Kapitulation vor Wahl

Sie sind selten schön, noch seltener originell, und sie sind derzeit überall - so unübersehbar, dass sie nach Ansicht des ADAC sogar den Straßenverkehr gefährden. Und obwohl sie richtig viel Geld kosten und sich Sozialforscher nicht sicher sind, ob sie überhaupt eine relevante Wirkung haben, glauben doch fast alle Gruppen, Parteien und Kandidaten, dass sie unverzichtbar sind: die Wahlplakate.

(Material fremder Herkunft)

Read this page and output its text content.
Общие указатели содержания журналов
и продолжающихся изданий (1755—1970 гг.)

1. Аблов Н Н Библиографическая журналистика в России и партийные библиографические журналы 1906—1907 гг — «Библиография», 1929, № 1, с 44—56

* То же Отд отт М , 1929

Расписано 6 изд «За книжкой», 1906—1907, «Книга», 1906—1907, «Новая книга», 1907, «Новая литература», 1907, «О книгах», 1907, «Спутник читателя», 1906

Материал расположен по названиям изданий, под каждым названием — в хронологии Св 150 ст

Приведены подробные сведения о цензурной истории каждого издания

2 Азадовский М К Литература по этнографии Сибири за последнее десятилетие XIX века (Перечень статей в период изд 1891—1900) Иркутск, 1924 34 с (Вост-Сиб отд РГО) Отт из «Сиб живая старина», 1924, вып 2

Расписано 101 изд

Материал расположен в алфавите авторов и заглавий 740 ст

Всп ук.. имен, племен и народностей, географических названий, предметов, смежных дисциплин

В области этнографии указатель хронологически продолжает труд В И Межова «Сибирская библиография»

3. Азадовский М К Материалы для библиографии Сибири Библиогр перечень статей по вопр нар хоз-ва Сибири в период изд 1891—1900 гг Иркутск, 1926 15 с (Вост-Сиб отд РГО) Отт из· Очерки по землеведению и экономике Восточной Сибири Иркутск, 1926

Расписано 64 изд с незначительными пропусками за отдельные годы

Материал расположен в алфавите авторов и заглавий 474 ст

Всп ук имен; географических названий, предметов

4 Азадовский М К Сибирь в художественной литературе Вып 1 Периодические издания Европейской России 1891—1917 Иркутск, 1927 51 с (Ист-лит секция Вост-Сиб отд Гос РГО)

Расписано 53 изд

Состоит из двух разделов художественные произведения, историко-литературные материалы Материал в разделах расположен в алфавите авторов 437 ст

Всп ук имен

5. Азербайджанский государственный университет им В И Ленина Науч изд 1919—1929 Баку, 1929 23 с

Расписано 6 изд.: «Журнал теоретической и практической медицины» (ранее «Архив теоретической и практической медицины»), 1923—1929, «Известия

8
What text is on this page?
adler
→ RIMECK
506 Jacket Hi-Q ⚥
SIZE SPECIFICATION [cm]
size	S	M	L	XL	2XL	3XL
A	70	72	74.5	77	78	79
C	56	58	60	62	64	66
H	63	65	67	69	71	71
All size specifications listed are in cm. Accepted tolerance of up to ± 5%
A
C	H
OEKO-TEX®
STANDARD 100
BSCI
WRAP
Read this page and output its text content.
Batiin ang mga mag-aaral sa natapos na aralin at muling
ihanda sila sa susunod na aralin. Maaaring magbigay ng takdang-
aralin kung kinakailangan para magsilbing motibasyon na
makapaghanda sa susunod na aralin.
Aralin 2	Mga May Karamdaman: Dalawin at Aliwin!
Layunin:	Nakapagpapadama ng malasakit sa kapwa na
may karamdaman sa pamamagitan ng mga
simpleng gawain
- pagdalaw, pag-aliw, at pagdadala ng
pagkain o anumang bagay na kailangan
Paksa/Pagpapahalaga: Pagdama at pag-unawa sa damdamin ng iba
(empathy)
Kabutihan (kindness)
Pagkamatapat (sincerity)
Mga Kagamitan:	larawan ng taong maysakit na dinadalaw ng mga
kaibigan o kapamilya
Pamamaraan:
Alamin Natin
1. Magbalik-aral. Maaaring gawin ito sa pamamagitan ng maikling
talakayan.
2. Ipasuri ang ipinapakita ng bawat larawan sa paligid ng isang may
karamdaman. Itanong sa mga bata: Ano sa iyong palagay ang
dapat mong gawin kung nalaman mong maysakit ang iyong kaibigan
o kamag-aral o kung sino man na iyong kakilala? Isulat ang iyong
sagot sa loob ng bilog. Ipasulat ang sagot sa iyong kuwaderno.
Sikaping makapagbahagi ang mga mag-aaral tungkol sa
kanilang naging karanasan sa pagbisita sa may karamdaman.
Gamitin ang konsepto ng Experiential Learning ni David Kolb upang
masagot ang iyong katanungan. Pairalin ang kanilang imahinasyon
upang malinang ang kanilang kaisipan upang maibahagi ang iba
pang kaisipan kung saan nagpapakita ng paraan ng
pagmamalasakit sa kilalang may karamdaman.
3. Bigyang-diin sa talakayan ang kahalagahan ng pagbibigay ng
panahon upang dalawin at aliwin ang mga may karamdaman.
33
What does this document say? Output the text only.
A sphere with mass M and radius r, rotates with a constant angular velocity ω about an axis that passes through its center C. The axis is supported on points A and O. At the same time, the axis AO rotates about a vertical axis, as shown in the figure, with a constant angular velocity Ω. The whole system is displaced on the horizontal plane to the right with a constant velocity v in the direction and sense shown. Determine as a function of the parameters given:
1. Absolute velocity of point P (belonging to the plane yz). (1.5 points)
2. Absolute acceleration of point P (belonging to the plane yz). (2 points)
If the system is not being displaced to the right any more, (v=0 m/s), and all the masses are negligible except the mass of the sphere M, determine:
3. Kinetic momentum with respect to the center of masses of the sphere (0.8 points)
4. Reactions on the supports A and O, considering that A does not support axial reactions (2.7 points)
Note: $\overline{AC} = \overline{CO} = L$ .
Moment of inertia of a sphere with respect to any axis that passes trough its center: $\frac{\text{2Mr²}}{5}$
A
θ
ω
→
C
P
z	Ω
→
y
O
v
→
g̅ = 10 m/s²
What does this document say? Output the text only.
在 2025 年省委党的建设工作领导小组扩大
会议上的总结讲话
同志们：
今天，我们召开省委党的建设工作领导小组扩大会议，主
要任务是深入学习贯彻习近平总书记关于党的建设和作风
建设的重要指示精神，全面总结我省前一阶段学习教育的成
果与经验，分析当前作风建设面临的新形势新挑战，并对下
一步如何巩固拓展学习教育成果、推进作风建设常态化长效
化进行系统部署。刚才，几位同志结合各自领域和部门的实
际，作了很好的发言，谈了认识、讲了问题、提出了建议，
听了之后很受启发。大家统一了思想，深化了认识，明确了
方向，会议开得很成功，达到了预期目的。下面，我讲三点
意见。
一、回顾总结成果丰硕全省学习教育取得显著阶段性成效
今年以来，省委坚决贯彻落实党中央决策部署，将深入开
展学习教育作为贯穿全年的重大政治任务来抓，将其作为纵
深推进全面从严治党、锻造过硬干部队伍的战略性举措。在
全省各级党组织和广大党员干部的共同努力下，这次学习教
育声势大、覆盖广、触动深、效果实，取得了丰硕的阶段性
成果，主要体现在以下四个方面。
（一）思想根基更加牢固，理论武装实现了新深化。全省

Gerade vor Kommunalwahlen, bei denen neben Räten auch Bürgermeister und Landräte direkt gewählt werden, gibt es kaum einen Laternenmast, von dem nicht ein freundlicher Bewerber dem Wähler entgegengrinst. Am schlimmsten ist die Situation - angesichts von sechs Menschen, die gerne Bürgermeister werden wollen - in Wittlich. Aber auch der Eifelkreis Bitburg-Prüm ist wegen der Landratswahl mit drei Bewerbern und mehreren VG-Bürgermeisterwahlen mit mehreren Kandidaten gepflastert mit Plakaten. Um den Wust unter Kontrolle zu halten, haben viele Städte und Gemeinden Sondernutzungssatzungen, die die Zahl der für jede Gruppe zulässigen Plakate beschränkt. Das klingt sinnvoll, wenn die Satzung denn auch umgesetzt und gegen Verstöße vorgegangen würde. Sicher hätte dies Ärger mit den von etwaigen Aufforderungen zum Entfernen von Plakaten betroffenen Gruppen zur Folge. Aber diesen Ärger müssen die zuständigen Verwaltungen auf sich nehmen, wenn sie glaubwürdiger sein wollen, als ein Wahlversprechen. Es ist absurd, dass die meisten Verantwortlichen in den Rathäusern ausgerechnet diese Regelverstöße einfach hinnehmen, während die Mitarbeiter der zuständigen Ordnungsämter mitten im Plakatchaos weiter fleißig auf der Suche nach Parksündern sind. Warum sollten diese sich an Regeln halten, wenn die, die Regeln machen wollen, es nicht tun?